Wednesday, March 28, 2007

Video of Gare du Nord Riots

Via No Pasaran:



It's French television, but the scenes of mayhem inside the station are easily understood.

UPDATE:
Seems that some media outlets are making connections between the thugs involved at the train station rioting and the 2005 Paris riots.
The rampage by youths, many apparently of African or North African descent, at a major rail hub Tuesday became an instant campaign issue in the French presidential race. It was a jarring reminder of the social tensions France's new leader will contend with when he or she takes power in May.

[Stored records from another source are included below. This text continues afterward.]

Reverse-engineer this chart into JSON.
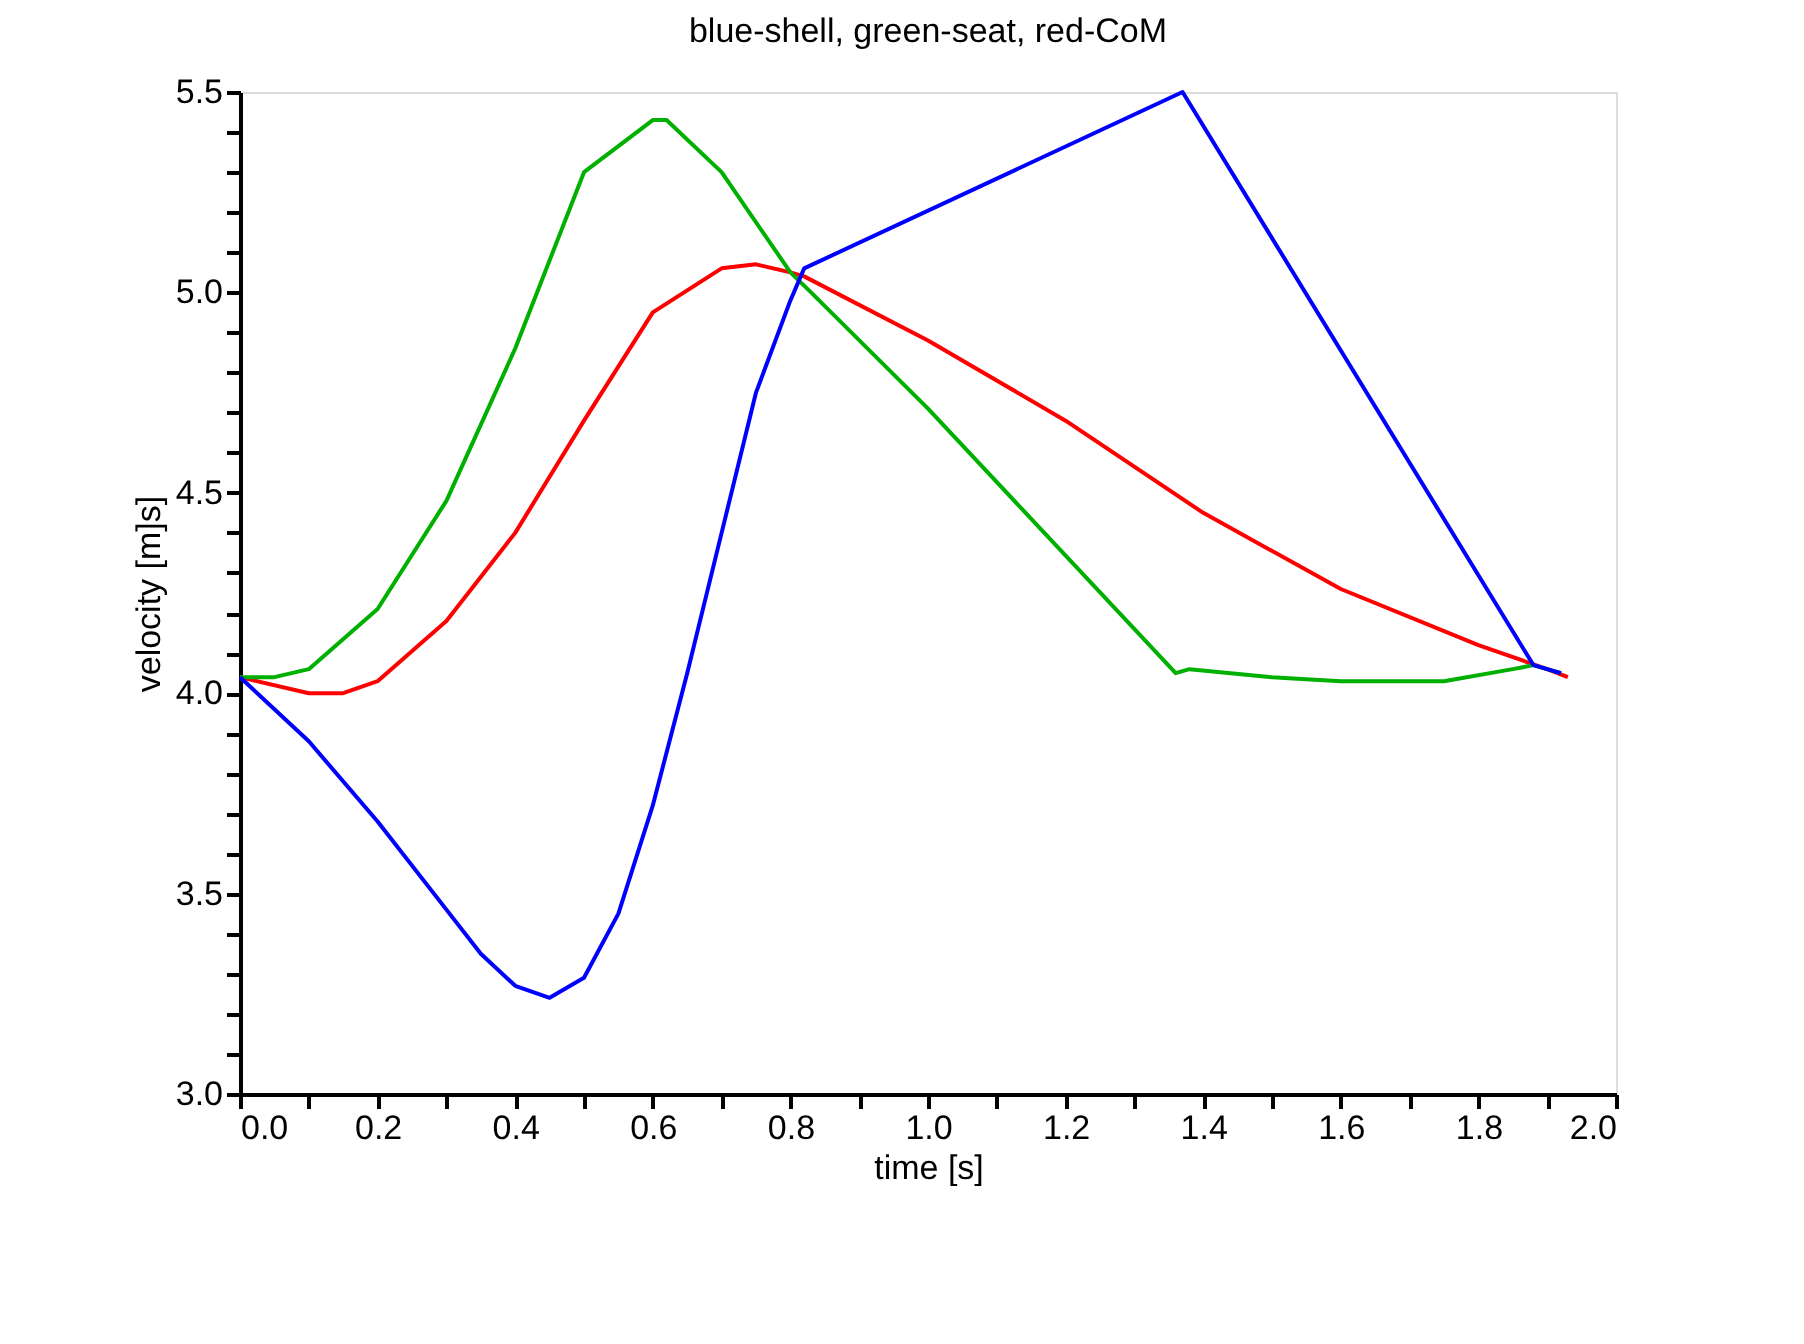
{
  "chart_data": {
    "type": "line",
    "title": "blue-shell, green-seat, red-CoM",
    "xlabel": "time [s]",
    "ylabel": "velocity [m]s]",
    "xlim": [
      0,
      2
    ],
    "ylim": [
      3,
      5.5
    ],
    "xticks": [
      {
        "value": 0,
        "label": "0.0"
      },
      {
        "value": 0.1,
        "label": null
      },
      {
        "value": 0.2,
        "label": "0.2"
      },
      {
        "value": 0.3,
        "label": null
      },
      {
        "value": 0.4,
        "label": "0.4"
      },
      {
        "value": 0.5,
        "label": null
      },
      {
        "value": 0.6,
        "label": "0.6"
      },
      {
        "value": 0.7,
        "label": null
      },
      {
        "value": 0.8,
        "label": "0.8"
      },
      {
        "value": 0.9,
        "label": null
      },
      {
        "value": 1,
        "label": "1.0"
      },
      {
        "value": 1.1,
        "label": null
      },
      {
        "value": 1.2,
        "label": "1.2"
      },
      {
        "value": 1.3,
        "label": null
      },
      {
        "value": 1.4,
        "label": "1.4"
      },
      {
        "value": 1.5,
        "label": null
      },
      {
        "value": 1.6,
        "label": "1.6"
      },
      {
        "value": 1.7,
        "label": null
      },
      {
        "value": 1.8,
        "label": "1.8"
      },
      {
        "value": 1.9,
        "label": null
      },
      {
        "value": 2,
        "label": "2.0"
      }
    ],
    "yticks": [
      {
        "value": 3,
        "label": "3.0"
      },
      {
        "value": 3.1,
        "label": null
      },
      {
        "value": 3.2,
        "label": null
      },
      {
        "value": 3.3,
        "label": null
      },
      {
        "value": 3.4,
        "label": null
      },
      {
        "value": 3.5,
        "label": "3.5"
      },
      {
        "value": 3.6,
        "label": null
      },
      {
        "value": 3.7,
        "label": null
      },
      {
        "value": 3.8,
        "label": null
      },
      {
        "value": 3.9,
        "label": null
      },
      {
        "value": 4,
        "label": "4.0"
      },
      {
        "value": 4.1,
        "label": null
      },
      {
        "value": 4.2,
        "label": null
      },
      {
        "value": 4.3,
        "label": null
      },
      {
        "value": 4.4,
        "label": null
      },
      {
        "value": 4.5,
        "label": "4.5"
      },
      {
        "value": 4.6,
        "label": null
      },
      {
        "value": 4.7,
        "label": null
      },
      {
        "value": 4.8,
        "label": null
      },
      {
        "value": 4.9,
        "label": null
      },
      {
        "value": 5,
        "label": "5.0"
      },
      {
        "value": 5.1,
        "label": null
      },
      {
        "value": 5.2,
        "label": null
      },
      {
        "value": 5.3,
        "label": null
      },
      {
        "value": 5.4,
        "label": null
      },
      {
        "value": 5.5,
        "label": "5.5"
      }
    ],
    "grid": false,
    "legend": false,
    "marker": "none",
    "line_style": "solid",
    "series": [
      {
        "color": "#0000ff",
        "x": [
          0,
          0.1,
          0.2,
          0.3,
          0.35,
          0.4,
          0.45,
          0.5,
          0.55,
          0.6,
          0.65,
          0.7,
          0.75,
          0.8,
          0.82,
          1.37,
          1.88,
          1.92
        ],
        "values": [
          4.04,
          3.88,
          3.68,
          3.46,
          3.35,
          3.27,
          3.24,
          3.29,
          3.45,
          3.72,
          4.05,
          4.4,
          4.75,
          4.98,
          5.06,
          5.5,
          4.07,
          4.05
        ]
      },
      {
        "color": "#00b000",
        "x": [
          0,
          0.05,
          0.1,
          0.2,
          0.3,
          0.4,
          0.5,
          0.6,
          0.62,
          0.7,
          0.8,
          0.83,
          1.0,
          1.36,
          1.38,
          1.5,
          1.6,
          1.75,
          1.85,
          1.88,
          1.92
        ],
        "values": [
          4.04,
          4.04,
          4.06,
          4.21,
          4.48,
          4.86,
          5.3,
          5.43,
          5.43,
          5.3,
          5.05,
          5.0,
          4.71,
          4.05,
          4.06,
          4.04,
          4.03,
          4.03,
          4.06,
          4.07,
          4.05
        ]
      },
      {
        "color": "#ff0000",
        "x": [
          0,
          0.1,
          0.15,
          0.2,
          0.3,
          0.4,
          0.5,
          0.6,
          0.7,
          0.75,
          0.8,
          0.82,
          1.0,
          1.2,
          1.4,
          1.6,
          1.8,
          1.9,
          1.93
        ],
        "values": [
          4.04,
          4.0,
          4.0,
          4.03,
          4.18,
          4.4,
          4.68,
          4.95,
          5.06,
          5.07,
          5.05,
          5.04,
          4.88,
          4.68,
          4.45,
          4.26,
          4.12,
          4.06,
          4.04
        ]
      }
    ]
  }
}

Front-runner Nicolas Sarkozy of the governing right called the violence at the Gare du Nord unacceptable. His main rival, Socialist Segolene Royal, blamed Sarkozy's camp, saying the right's policing policies were an utter failure.

Anger erupted after a 32-year-old man without a Metro ticket punched two inspectors during a routine check, police said. The man, an illegal alien from Congo who has challenged France's efforts to expel him, had been convicted in 2004 for insulting a magistrate, police unions said.

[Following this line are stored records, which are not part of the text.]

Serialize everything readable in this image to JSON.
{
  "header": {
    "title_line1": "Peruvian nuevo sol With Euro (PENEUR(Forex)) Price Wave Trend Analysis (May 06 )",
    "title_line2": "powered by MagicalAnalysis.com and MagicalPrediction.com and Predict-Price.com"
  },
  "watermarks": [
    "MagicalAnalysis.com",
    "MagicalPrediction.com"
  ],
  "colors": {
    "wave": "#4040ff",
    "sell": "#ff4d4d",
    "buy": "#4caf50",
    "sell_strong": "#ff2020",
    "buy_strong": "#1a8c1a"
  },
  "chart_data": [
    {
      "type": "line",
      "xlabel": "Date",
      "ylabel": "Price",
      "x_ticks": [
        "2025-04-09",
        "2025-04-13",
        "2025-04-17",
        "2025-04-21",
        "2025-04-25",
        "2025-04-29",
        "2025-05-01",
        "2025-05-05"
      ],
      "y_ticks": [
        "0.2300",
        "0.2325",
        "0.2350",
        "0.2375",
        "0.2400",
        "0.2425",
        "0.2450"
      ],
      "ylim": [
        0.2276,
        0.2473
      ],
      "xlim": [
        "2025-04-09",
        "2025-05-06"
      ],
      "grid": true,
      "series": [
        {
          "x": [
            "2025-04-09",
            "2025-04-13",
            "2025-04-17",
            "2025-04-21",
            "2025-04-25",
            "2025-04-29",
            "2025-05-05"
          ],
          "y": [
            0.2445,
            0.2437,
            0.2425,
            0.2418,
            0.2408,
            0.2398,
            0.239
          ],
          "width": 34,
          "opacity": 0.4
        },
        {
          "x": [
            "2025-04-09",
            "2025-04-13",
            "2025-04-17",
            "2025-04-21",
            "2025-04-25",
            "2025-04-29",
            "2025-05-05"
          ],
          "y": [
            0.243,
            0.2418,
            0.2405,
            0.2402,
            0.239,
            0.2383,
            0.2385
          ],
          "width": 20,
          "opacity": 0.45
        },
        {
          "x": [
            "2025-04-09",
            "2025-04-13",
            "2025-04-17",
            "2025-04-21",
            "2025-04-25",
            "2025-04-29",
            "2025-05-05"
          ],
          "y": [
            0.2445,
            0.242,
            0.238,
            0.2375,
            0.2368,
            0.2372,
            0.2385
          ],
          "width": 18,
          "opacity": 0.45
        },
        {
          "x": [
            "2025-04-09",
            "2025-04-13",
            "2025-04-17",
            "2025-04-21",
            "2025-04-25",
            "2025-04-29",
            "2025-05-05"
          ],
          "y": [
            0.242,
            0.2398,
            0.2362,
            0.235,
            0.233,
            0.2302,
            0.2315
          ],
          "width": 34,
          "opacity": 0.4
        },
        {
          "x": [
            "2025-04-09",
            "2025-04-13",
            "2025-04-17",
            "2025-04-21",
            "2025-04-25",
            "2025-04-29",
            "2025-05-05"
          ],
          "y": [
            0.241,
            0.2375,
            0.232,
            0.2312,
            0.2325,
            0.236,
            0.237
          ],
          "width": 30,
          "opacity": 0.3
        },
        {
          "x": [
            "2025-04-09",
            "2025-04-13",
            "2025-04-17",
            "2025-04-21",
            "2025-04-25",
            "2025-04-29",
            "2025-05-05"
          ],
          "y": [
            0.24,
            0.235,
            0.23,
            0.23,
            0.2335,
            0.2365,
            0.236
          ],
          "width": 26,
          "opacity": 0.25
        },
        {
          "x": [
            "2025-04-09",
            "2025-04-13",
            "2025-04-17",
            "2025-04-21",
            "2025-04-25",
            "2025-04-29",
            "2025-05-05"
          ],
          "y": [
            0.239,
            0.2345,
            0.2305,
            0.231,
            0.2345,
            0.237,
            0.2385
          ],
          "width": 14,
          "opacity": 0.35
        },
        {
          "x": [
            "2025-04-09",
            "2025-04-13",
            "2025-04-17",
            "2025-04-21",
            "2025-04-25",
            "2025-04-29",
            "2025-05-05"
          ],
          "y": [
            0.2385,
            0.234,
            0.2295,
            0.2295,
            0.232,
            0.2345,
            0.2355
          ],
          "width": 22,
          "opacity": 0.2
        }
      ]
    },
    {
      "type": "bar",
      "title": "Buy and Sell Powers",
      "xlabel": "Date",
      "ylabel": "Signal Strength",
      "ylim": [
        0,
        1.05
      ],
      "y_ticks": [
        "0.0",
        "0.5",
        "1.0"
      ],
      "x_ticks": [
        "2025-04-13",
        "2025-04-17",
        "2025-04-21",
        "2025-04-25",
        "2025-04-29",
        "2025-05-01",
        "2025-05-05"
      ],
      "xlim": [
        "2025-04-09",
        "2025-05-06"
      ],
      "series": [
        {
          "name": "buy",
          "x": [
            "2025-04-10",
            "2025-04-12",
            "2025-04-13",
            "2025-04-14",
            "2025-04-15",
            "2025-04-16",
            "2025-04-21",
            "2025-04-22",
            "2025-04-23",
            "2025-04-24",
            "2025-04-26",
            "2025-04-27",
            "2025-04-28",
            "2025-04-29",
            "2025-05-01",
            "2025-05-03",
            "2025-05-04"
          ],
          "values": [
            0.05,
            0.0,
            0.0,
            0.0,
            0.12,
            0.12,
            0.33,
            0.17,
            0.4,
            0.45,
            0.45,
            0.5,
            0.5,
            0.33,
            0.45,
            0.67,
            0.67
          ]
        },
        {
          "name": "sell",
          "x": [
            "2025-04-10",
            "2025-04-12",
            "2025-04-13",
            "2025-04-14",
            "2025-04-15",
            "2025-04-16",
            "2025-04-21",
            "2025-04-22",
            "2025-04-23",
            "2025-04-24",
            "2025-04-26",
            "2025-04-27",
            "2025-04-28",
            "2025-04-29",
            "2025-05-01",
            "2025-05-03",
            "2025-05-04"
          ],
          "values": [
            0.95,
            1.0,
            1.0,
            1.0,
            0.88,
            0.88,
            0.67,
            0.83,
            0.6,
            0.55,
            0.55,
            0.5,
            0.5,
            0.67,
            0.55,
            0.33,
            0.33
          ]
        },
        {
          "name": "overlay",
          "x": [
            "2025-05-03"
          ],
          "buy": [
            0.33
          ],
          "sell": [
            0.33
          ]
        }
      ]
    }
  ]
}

Dozens of youths gathered to defend the man from ticket agents, and the group swelled to 300 people and grew more and more aggressive, police said.

The youths wielded metal bars, smashed windows, looted stores and injured eight train agents and a police officer, police authorities said.

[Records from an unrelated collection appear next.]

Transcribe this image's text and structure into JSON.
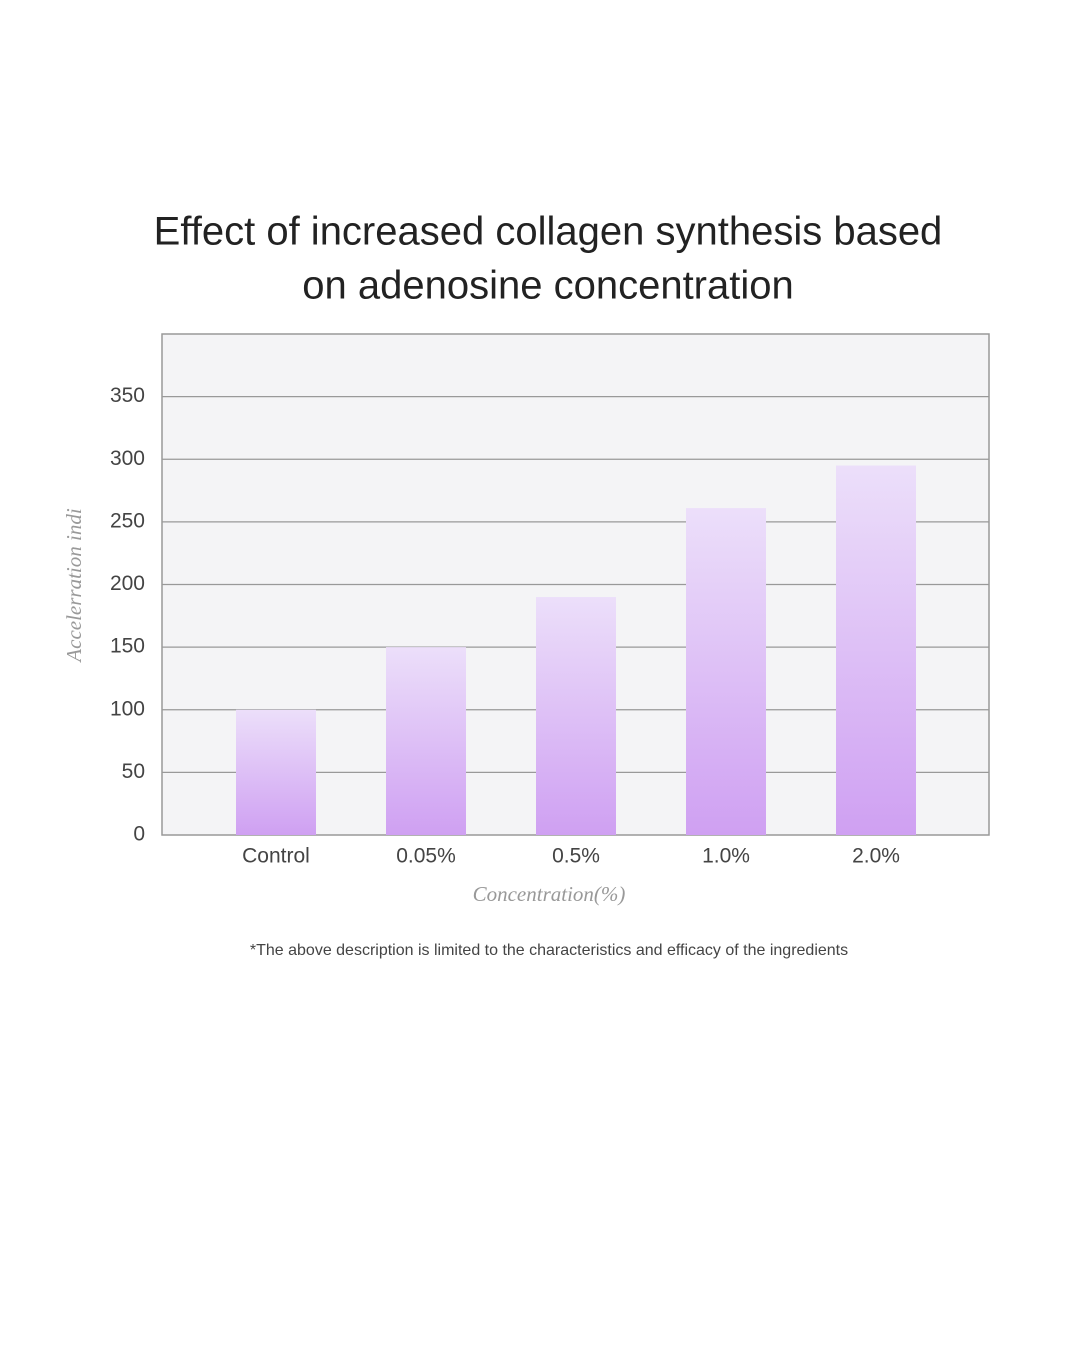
{
  "chart_data": {
    "type": "bar",
    "title": [
      "Effect of increased collagen synthesis based",
      "on adenosine concentration"
    ],
    "y_label": "Accelerration indi",
    "x_label": "Concentration(%)",
    "footnote": "*The above description is limited to the characteristics and efficacy of the ingredients",
    "categories": [
      "Control",
      "0.05%",
      "0.5%",
      "1.0%",
      "2.0%"
    ],
    "values": [
      100,
      150,
      190,
      261,
      295
    ],
    "color": [
      "#ecdffa",
      "#cfa0f2"
    ],
    "ylim": [
      0,
      400
    ],
    "yticks": [
      0,
      50,
      100,
      150,
      200,
      250,
      300,
      350
    ],
    "grid": true
  }
}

Rail lines connect Gare du Nord to the same troubled suburbs north of Paris that were gripped by rioting in October and November 2005. That violence was born of pent-up anger -- especially among youths of Arab and African origin -- over years of high unemployment, racial discrimination and economic inequality.

Since then, sporadic incidents have broken out in suburbs that many middle-class French people avoid. The violence at Gare du Nord was unusual because it is in the heart of Paris, the terminal for Eurostar trains linking France to Britain.

Far-right presidential candidate Philippe de Villiers, who wants to stop immigration to France, said the violence shows "there are ethnic gangs installed on our territory and who now feel that even the Gare du Nord is theirs."

The check "got out of hand and transformed into urban guerrilla warfare, into unacceptable, intolerable violence," new Interior Minister Francois Baroin told Europe 1 radio. "Nothing can justify what happened."
The check didn't get out of hand. The person being checked got out of hand and the banlieu thugs used it as an excuse to rampage again.

Also, the issue relating to the riots has been a part of the French political scene since the Chirac government was a complete failure to not only contain the rioting, but failed to institute changes to its economic and social policies. Those failures continue to plague the French economy and society, but those behind the rioting must be held accountable for their actions as well.

UPDATE:
Fausta has a much more extensive posting on the rioting, which never really ended. The media's coverage of the rioting did.